Be fearless: “Don’t be scared. Meditate and consider how you can control the situation. Think about where you want to be in six months’ time. What are the next steps? How can the current situation make you more efficient? How can you really make an impact?”

Believe in yourself. Right now, it’s very easy to feel discouraged. “People will tell you you’re not good enough. I urge you to know you who are and keep believing in yourself, even if you fail. I love failure! It’s taught me many things including never to take anything for granted. If you have self-confidence, you can rebuild.”

Be disciplined: “Don’t be swayed by what’s trendy and fashionable on social media. Stay focused on your goal. I didn’t follow the trend; I followed the investment and how it improves lives. Today, I still wake up at 4am to meditate, then I leave work early enough to get to gym. Rituals are important.”
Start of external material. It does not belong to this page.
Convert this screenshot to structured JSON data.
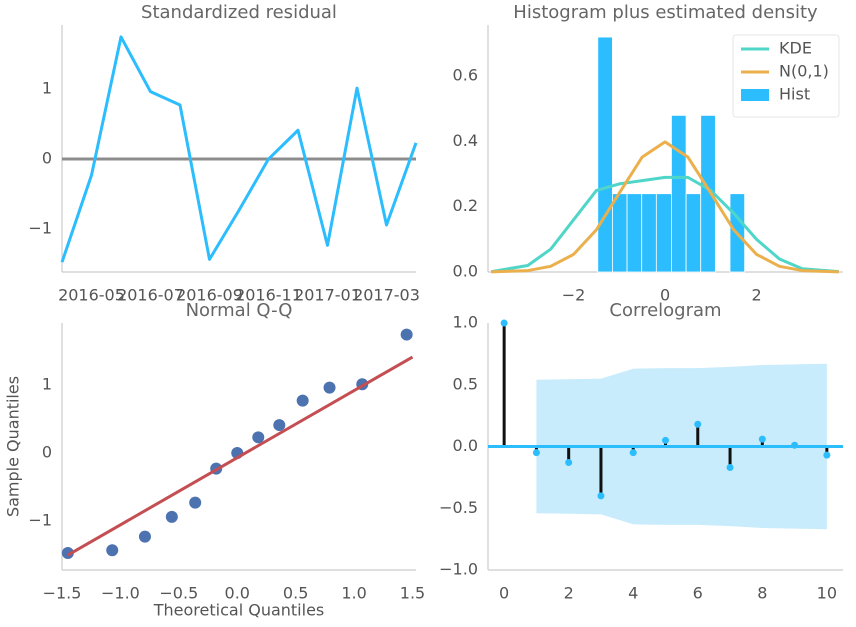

Nzolantima says that the most important attribute is to learn to love obstacles. Why? Because you can learn strength through challenging times! “You meet God through the challenges. That’s when you find clarity and grow.” In this crucial time, she’s calling on the private and public sector to prioritise purposeful entrepreneurship initiatives by providing accessible funding, extensive educational programs, and enabling supportive legislature that will encourage socially beneficial business practices.

Nzolantima is a formidable force. She co-founded one of sub-Saharan Africa’s first ever marketing agencies; is a member of Harvard University African Studies’ Executive Committee; founded Ubizcabs, which focuses on women taxi drivers; started the Working Ladies Hub, she is ambassador of Women In Africa (WIA) empowerment initiatives; began Coding Girl to teach teenage girls to code; and joined the Young African Leaders Initiative launched by the former president Obama.

A person of boundless initiative, she also makes time to mentor businesswomen from around the world. Her goal for the next five years is to create the first women-led digital bank in Africa.